An excerpt from The Last Rhino (see following post)


She raised her trunk again and sniffed the air. Something was not quite right.  The scents of dust and acacia blossoms were normal, but there was something un-natural. She turned with ears flapping and smelled again.  She harumped a danger signal to her family. They moved smartly off into the brush. The matriarch faced the unknown. In her anxiety she pawed the ground and shook her massive head from side to side. Her big feet pushed up clouds of dust.  In an instant she saw, heard and smelled the source of danger. Trumpeting loudly, she charged, bashing through the acacia grove towards the blurs of blue.  All her instincts required that she do her duty. She must protect her family.  As she had done many times before, she would confront the danger - lions, buffalo or perhaps a stray rhino - and chase it away. Her size, the awesome spectacle of an irritated two-ton beast closing rapidly, usually worked.  But not this time.

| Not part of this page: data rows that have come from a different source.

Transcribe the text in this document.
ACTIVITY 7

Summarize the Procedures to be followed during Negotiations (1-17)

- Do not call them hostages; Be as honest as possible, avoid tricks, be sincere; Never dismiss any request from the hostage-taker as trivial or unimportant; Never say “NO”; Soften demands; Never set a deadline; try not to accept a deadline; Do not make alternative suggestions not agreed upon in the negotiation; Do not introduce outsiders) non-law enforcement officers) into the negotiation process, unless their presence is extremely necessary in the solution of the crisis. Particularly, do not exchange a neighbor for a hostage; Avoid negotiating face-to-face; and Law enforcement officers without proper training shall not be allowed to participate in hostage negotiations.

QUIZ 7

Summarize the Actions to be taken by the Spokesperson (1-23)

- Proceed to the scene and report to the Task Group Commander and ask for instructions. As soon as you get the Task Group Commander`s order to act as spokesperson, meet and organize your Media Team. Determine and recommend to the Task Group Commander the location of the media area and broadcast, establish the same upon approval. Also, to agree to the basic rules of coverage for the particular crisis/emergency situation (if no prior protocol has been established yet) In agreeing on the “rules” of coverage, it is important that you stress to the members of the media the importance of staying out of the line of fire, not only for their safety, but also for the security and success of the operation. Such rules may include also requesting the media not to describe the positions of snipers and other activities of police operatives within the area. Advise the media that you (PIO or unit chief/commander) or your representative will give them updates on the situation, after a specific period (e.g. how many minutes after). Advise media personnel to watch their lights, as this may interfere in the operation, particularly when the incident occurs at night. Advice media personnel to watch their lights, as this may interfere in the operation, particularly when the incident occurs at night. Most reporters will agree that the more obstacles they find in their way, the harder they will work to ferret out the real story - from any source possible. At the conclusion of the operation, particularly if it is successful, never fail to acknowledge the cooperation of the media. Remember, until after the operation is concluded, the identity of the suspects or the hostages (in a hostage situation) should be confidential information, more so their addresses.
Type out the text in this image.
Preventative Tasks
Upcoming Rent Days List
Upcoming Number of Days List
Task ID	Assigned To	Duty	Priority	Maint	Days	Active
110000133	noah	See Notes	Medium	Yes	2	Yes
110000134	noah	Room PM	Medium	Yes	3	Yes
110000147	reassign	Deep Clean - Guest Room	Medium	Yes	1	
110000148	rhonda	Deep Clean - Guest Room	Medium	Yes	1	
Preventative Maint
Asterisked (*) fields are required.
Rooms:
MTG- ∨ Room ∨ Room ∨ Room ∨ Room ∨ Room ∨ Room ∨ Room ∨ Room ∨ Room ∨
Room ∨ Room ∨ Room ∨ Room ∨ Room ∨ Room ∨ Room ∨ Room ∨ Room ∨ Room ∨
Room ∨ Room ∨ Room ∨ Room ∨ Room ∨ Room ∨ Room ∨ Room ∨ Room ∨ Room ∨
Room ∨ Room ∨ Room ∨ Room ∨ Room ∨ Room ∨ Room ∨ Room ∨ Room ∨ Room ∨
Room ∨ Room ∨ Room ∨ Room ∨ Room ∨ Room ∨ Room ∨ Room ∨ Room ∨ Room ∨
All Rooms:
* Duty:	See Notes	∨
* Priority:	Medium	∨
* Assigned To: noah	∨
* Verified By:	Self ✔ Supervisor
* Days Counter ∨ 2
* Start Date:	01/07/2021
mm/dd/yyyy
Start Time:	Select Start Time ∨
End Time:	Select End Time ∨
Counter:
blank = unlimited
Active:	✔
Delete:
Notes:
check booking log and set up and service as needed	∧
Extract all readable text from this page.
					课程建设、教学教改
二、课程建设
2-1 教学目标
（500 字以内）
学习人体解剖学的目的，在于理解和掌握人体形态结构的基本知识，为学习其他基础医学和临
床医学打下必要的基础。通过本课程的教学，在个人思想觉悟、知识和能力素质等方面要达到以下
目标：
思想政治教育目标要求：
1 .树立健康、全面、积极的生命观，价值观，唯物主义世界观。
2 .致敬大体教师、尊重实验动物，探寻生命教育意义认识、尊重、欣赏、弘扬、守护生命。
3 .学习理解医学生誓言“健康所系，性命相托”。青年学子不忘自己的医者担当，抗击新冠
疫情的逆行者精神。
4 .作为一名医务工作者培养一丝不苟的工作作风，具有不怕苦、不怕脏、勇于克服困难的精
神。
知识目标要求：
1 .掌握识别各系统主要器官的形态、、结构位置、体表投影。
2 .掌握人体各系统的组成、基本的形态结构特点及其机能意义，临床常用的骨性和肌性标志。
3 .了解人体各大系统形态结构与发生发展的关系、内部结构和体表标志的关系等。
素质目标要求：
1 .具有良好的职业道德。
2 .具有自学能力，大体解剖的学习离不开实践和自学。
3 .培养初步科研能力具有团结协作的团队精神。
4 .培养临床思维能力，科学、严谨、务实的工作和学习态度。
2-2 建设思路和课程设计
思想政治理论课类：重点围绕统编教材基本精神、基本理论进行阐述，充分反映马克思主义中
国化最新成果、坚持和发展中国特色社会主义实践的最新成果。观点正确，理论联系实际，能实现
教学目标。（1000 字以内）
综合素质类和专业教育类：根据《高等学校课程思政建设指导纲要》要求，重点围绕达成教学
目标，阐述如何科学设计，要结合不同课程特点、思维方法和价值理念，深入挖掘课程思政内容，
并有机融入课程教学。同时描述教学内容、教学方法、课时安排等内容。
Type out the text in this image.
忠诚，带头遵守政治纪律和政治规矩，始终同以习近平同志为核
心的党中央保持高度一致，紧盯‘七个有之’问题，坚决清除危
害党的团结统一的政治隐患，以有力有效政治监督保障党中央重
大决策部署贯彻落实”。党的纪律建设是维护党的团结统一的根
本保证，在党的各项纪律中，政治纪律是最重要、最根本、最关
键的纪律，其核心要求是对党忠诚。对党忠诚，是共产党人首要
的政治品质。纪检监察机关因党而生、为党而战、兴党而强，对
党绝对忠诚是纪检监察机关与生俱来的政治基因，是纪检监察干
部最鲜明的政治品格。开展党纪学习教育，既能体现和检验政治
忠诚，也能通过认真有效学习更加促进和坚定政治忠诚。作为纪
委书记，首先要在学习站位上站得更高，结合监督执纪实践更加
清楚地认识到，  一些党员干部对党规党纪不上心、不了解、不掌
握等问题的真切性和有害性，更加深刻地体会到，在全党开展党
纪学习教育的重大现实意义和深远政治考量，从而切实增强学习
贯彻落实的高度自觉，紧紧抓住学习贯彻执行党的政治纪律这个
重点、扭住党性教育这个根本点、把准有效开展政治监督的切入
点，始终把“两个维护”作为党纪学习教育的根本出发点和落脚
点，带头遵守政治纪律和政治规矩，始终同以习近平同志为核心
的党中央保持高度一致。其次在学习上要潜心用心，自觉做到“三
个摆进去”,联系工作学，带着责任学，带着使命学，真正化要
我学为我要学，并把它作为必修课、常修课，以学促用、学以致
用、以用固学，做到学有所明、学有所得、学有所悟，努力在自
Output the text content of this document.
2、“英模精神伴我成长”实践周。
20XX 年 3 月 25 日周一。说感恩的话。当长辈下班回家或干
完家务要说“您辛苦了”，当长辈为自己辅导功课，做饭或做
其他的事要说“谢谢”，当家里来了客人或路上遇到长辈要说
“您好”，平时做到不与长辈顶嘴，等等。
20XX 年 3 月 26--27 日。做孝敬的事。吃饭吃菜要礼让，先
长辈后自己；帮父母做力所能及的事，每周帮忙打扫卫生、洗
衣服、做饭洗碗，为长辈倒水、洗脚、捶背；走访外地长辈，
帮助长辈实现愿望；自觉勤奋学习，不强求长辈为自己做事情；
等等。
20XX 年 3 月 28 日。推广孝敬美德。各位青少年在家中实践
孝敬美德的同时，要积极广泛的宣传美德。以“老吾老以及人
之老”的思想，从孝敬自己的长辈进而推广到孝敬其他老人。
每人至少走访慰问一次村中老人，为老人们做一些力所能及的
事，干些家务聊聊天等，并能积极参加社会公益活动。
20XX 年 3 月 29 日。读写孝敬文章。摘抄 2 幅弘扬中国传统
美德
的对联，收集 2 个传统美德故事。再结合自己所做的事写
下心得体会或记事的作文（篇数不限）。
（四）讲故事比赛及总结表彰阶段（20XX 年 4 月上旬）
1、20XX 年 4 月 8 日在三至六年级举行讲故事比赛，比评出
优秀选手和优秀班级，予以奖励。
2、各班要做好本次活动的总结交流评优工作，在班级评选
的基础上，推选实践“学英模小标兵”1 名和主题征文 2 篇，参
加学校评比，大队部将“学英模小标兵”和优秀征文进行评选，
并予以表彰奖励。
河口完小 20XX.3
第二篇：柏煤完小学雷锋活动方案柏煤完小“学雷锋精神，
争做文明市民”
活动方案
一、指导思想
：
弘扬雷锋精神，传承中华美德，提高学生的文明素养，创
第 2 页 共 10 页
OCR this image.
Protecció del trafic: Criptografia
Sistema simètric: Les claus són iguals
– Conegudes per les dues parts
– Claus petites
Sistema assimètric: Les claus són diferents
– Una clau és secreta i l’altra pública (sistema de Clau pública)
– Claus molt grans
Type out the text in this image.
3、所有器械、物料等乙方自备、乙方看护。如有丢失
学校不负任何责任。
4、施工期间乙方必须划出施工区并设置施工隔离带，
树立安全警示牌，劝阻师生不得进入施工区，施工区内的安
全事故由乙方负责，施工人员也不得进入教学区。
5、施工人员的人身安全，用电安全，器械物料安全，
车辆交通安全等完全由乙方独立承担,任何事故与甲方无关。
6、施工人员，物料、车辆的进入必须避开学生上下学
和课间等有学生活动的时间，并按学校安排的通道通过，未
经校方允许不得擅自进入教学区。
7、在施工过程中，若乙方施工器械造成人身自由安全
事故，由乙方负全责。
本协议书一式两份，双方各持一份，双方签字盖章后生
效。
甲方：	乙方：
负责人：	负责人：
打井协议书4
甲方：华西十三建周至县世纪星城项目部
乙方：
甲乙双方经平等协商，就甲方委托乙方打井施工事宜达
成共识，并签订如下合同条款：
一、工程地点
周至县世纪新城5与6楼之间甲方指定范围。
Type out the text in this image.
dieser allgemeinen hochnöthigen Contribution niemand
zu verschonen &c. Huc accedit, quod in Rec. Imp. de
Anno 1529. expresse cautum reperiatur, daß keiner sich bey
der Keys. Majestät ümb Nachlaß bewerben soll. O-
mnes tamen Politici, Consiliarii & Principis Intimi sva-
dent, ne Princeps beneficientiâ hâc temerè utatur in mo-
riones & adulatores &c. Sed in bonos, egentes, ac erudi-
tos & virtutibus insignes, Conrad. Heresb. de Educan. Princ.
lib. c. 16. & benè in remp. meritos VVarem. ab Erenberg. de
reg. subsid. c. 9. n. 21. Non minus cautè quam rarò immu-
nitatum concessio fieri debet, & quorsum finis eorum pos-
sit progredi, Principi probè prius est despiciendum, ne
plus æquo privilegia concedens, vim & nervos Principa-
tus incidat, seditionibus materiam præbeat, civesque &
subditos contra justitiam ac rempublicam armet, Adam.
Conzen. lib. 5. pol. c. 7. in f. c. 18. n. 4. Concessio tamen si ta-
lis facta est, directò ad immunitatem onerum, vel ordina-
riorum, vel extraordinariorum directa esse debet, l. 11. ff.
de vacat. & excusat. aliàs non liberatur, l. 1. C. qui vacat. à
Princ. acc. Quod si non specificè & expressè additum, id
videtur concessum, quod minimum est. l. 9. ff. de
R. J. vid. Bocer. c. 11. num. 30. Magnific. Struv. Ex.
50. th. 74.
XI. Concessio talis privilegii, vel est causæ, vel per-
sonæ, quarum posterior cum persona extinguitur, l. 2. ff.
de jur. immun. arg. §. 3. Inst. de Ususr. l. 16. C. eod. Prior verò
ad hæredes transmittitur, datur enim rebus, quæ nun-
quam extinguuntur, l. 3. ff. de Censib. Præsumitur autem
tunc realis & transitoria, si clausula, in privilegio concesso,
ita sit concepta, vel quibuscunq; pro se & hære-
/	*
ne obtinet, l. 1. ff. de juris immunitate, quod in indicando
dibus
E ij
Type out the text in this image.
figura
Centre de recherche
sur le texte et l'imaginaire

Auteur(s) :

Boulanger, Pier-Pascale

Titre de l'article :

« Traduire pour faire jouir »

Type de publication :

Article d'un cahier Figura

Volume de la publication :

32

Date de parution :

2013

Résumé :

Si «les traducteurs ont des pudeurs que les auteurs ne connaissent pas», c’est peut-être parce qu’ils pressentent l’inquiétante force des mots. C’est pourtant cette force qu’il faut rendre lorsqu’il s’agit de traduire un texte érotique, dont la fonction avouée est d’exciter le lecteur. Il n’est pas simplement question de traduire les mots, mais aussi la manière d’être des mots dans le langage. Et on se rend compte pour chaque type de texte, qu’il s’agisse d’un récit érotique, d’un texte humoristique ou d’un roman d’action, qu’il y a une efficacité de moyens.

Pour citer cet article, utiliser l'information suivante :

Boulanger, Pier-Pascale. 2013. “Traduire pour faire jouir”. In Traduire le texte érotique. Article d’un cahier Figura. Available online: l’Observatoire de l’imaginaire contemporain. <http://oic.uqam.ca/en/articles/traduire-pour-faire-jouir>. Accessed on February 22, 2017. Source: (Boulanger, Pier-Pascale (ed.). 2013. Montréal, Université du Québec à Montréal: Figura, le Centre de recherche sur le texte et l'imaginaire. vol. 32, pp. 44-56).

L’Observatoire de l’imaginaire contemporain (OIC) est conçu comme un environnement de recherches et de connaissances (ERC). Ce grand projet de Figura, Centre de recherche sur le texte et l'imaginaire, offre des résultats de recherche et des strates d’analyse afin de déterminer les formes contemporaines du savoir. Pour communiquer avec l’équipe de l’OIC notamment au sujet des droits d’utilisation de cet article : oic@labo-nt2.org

Shots rang out. She was met with a burst of automatic weapon fire.  The noise and the smoke were terrifying.  She stumbled and fell but was shot yet again, this time from closer range. Bullets fired directly into her brain.  Her body convulsed and shuttered. She was dead.

Cries of triumph rose around the dead elephant as the shooters emerged from the trees.  Soon two of them manned axes to chop away the matriarch’s tusks.  They were not the great heavy tusks of a mature bull, but each would weigh about forty pounds - a quite respectable haul for the poachers.  They took nothing but the tusks, leaving the carcass to scavengers.  The butchers did their work quickly. They wanted to be safely gone before vultures signaled the murder.    

The fleeing herd of terrified elephants ran for miles before slowing.  They waited impatiently for their boss lady who never came.  The transition to new leadership was befuddling, but someone had to take charge. One of the older cows sensed it was now her job.  She led the group to water.